Alla fine la lotta degli amanti diventa quella dell'affermazione dell'amore in faccia alla miseria, ai pregiudizi e alla legge. I personaggi sono come nobilitati da questa lotta. Simbolica è la scena dell'arresto, in cui vengono inquadrati controluce, abbracciati e nudi, come dei martiri.

Crimson  @  19/03/2013 22:18:23
   7 / 10
La passione evocata fin dal titolo trasuda attraverso la congiunzione dei corpi e si concretizza nella rasatura del sesso femminile che assume nuova forma rispetto a quella assunta nell'ambito della relazione coniugale. Oshima maschera da ghost-story i suoi soliti temi: la sopraffazione, la vendetta, i sensi di colpa, la passione, il tentativo di evasione da una realtà che si complica dopo un omicidio efferato (una sequenza straordinariamente agghiacciante) e che invece si trasforma nel contrario di ciò che la coppia aveva farneticato. "Volevo vivere come una coppia" esclama un'affranta Seki mentre Tokoji cerca inutilmente di ricreare le medesime situazioni che hanno preceduto la loro relazione.
Spesso conteso tra sogno e realtà, il film ha invero come protagonista il kwaidan vendicativo e assillante.
Assieme al direttore della fotografia Yoshio Miyajima il regista con il suo mestiere alterna cambi di prospettive e giochi di luce filtrante nelle baracche nella realtà diurna ad angoscianti, plumbee sequenze oniriche o simil-tali, tra cui colpiscono soprattutto il viaggio sul risciò nella nebbia e l'accecamento nel pozzo.
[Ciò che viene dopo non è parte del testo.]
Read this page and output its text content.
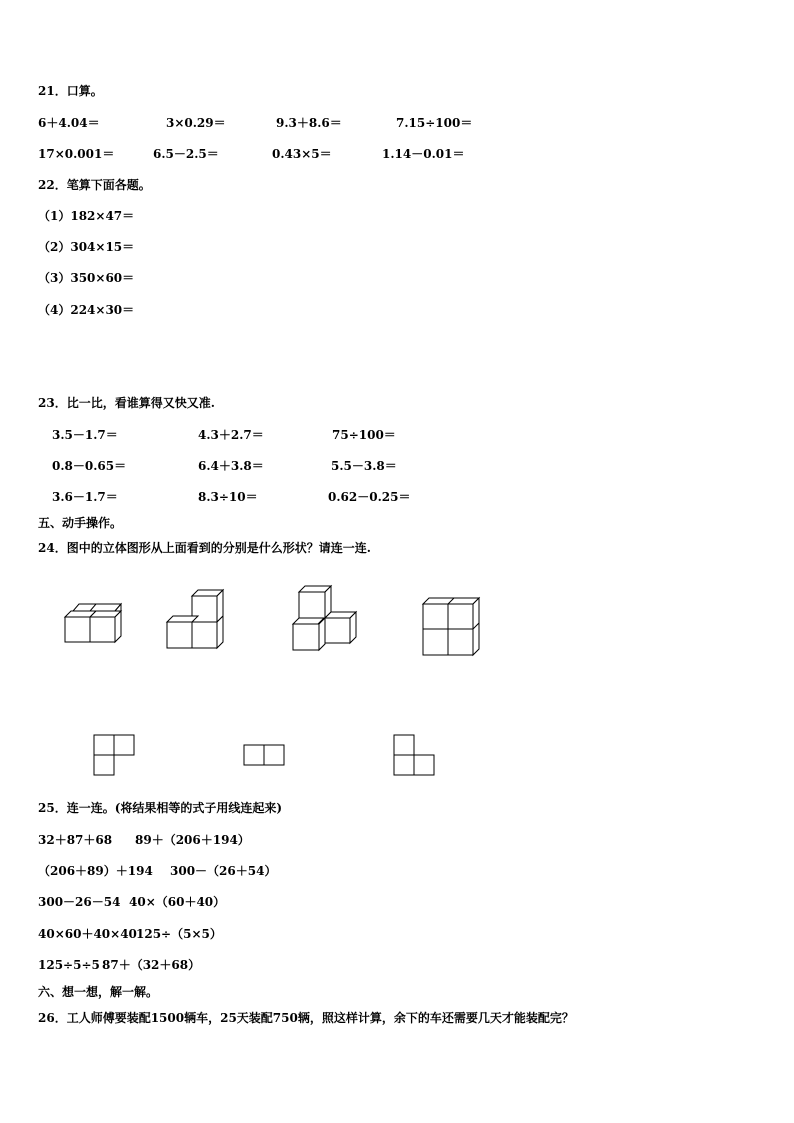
21．口算。
6＋4.04＝	3×0.29＝	9.3＋8.6＝	7.15÷100＝
17×0.001＝	6.5－2.5＝	0.43×5＝	1.14－0.01＝
22．笔算下面各题。
（1）182×47＝
（2）304×15＝
（3）350×60＝
（4）224×30＝
23．比一比，看谁算得又快又准.
3.5－1.7＝	4.3＋2.7＝	75÷100＝
0.8－0.65＝	6.4＋3.8＝	5.5－3.8＝
3.6－1.7＝	8.3÷10＝	0.62－0.25＝
五、动手操作。
24．图中的立体图形从上面看到的分别是什么形状？请连一连.
25．连一连。(将结果相等的式子用线连起来)
32＋87＋68 89＋（206＋194）
（206＋89）＋194 300－（26＋54）
300－26－54 40×（60＋40）
40×60＋40×40 125÷（5×5）
125÷5÷5 87＋（32＋68）
六、想一想，解一解。
26．工人师傅要装配1500辆车，25天装配750辆，照这样计算，余下的车还需要几天才能装配完？
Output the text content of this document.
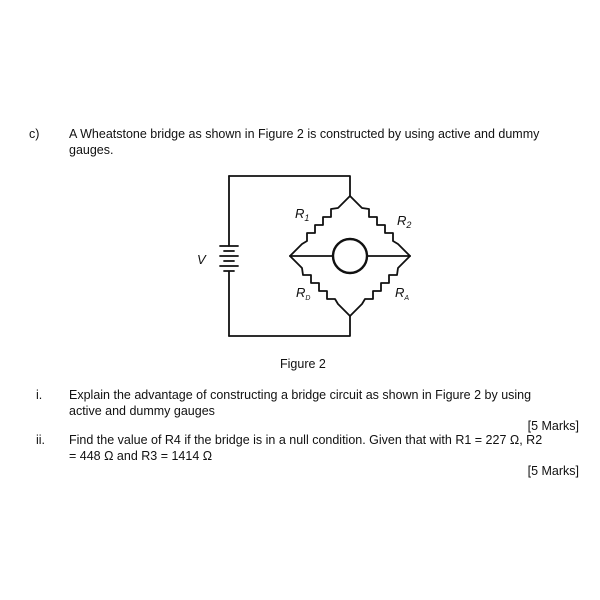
c) A Wheatstone bridge as shown in Figure 2 is constructed by using active and dummy
gauges.
V
$R_1$	$R_2$
$R_D$	$R_A$
Figure 2
i. Explain the advantage of constructing a bridge circuit as shown in Figure 2 by using
active and dummy gauges
[5 Marks]
ii. Find the value of R4 if the bridge is in a null condition. Given that with R1 = 227 Ω, R2
= 448 Ω and R3 = 1414 Ω
[5 Marks]
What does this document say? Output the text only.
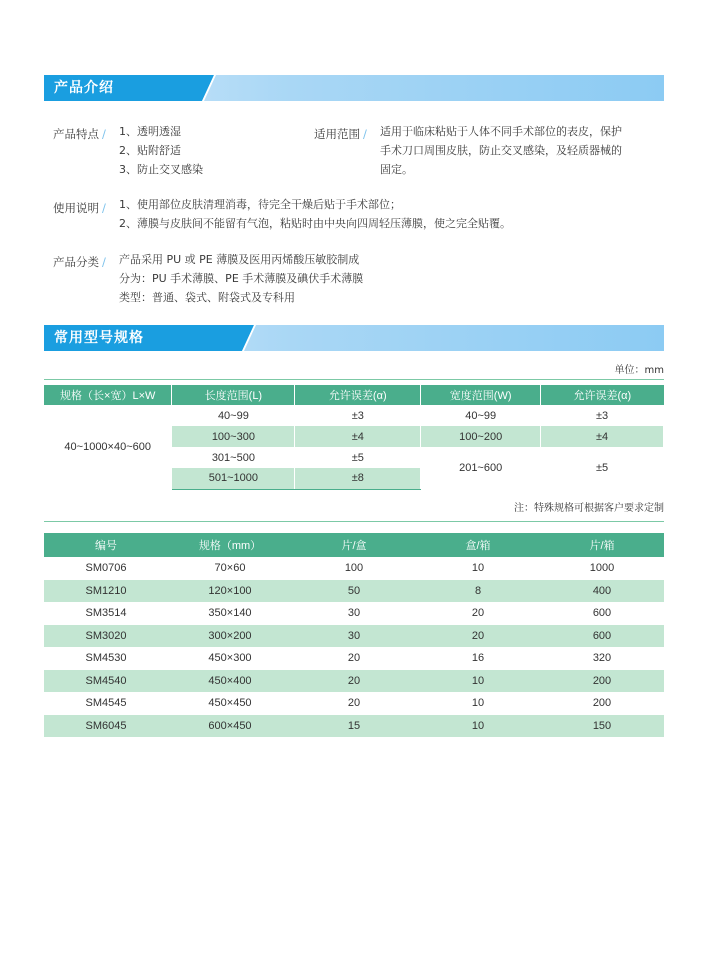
产品介绍
产品特点 / 1、透明透湿
2、贴附舒适
3、防止交叉感染
适用范围 / 适用于临床粘贴于人体不同手术部位的表皮，保护
手术刀口周围皮肤，防止交叉感染，及轻质器械的
固定。
使用说明 / 1、使用部位皮肤清理消毒，待完全干燥后贴于手术部位；
2、薄膜与皮肤间不能留有气泡，粘贴时由中央向四周轻压薄膜，使之完全贴覆。
产品分类 / 产品采用 PU 或 PE 薄膜及医用丙烯酸压敏胶制成
分为：PU 手术薄膜、PE 手术薄膜及碘伏手术薄膜
类型：普通、袋式、附袋式及专科用
常用型号规格
单位：mm
规格（长×宽）L×W	长度范围(L)	允许误差(α)	宽度范围(W)	允许误差(α)
40~1000×40~600	40~99	±3	40~99	±3
	100~300	±4	100~200	±4
	301~500	±5	201~600	±5
	501~1000	±8		
注：特殊规格可根据客户要求定制
编号	规格（mm）	片/盒	盒/箱	片/箱
SM0706	70×60	100	10	1000
SM1210	120×100	50	8	400
SM3514	350×140	30	20	600
SM3020	300×200	30	20	600
SM4530	450×300	20	16	320
SM4540	450×400	20	10	200
SM4545	450×450	20	10	200
SM6045	600×450	15	10	150
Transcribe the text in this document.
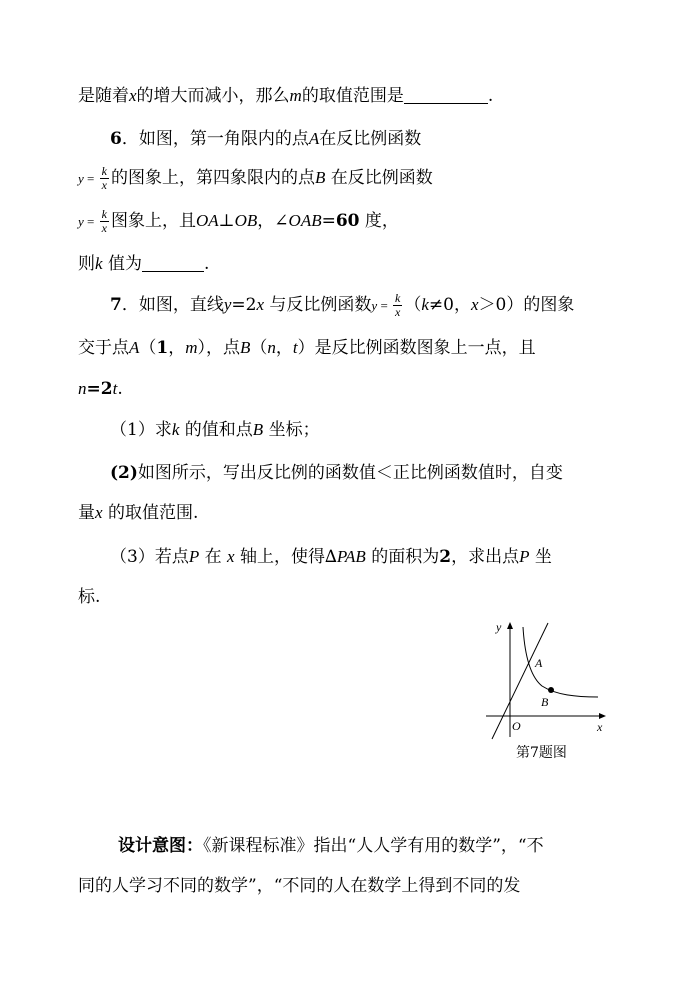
是随着x的增大而减小，那么m的取值范围是	.
6．如图，第一角限内的点A在反比例函数
$y = \frac{k}{x}$ 的图象上，第四象限内的点B 在反比例函数
$y = \frac{k}{x}$ 图象上，且OA⊥OB，∠OAB=60 度，
则k 值为	.
7．如图，直线y=2x 与反比例函数$y = \frac{k}{x} (k\ne 0$，x＞0）的图象
交于点A（1，m），点B（n，t）是反比例函数图象上一点，且
n=2t.
（1）求k 的值和点B 坐标；
(2)如图所示，写出反比例的函数值＜正比例函数值时，自变
量x 的取值范围.
（3）若点P 在 x 轴上，使得∆PAB 的面积为2，求出点P 坐
标.
y
x
O
A
B
第7题图
设计意图：《新课程标准》指出“人人学有用的数学”，“不
同的人学习不同的数学”，“不同的人在数学上得到不同的发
Non è un caso che Oshima abbia chiesto la collaborazione di questo straordinario artista come Miyajima che ha precedentemente diretto, clamorosamente, la fotografia proprio in Kwaidan di Kobayashi.
Nel tempo ho imparato a diffidare della nomea raccolta dai film di Oshima. 'L'impero della passione' non fa eccezione alla categorizzazione superficiale e di maniera di certa parte della critica, e dopo il successo di un già abbondantemente distorto 'L'impero dei sensi' è bastata appena una manciata di scene di sesso per indurre ad alludere a "film erotico" o a una "sorta di sequel" dell'opera precedente, che al di là della partecipazione di Tatsuya Fuji non ha poi molto in comune.

Gruppo COLLABORATORI SENIOR elio91  @  06/12/2012 19:06:19
   7 / 10
Visivamente è (con poche riserve) il miglior film di Oshima: non sorprende il premio della regia preso a Cannes perché tecnicamente L'impero della Passione non è ben fatto, di più. E qui casca l'asino, perché purtroppo sembra di avere a che fare con un lavoro fin troppo didascalico, perfetto e pieni di riempitivi svogliati.
Sia chiaro che Oshima è un autore gigantesco, lo dimostra anche in questo caso però solo a sprazzi: sembra quasi un riciclo del suo stile ad uso e consumo del vasto pubblico. Certo vi è un perché dell'assenza del linguaggio visivo radicale del precedente Impero dei Sensi, ed effettivamente nel caso specifico non pare esserci bisogno di tanto sesso esplicito. Ma la vicenda di due amanti legati dalla morte fino alla morte stavolta non prende del tutto, ci sono punti oscuro che non vengono del tutto chiariti.
Al contrario, pregevole non è solo la messa in scena che nelle sequenze oniriche raggiunge il massimo vertice espressivo, al contrario di altre scene inutilmente allungate e annacquate: è particolare lo scavo psicologico all'interno del senso di colpa dei due amanti, la ricostruzione storica di un paese arretrato nell'epoca di poco precedente al '900, nonché le interpretazioni degli attori.
Insomma, forse non era nato per cavalcare l'onda del successo e dello scandalo ma inconsciamente Oshima pare farlo. Con tanta classe, e per questo vale senza dubbio la visione.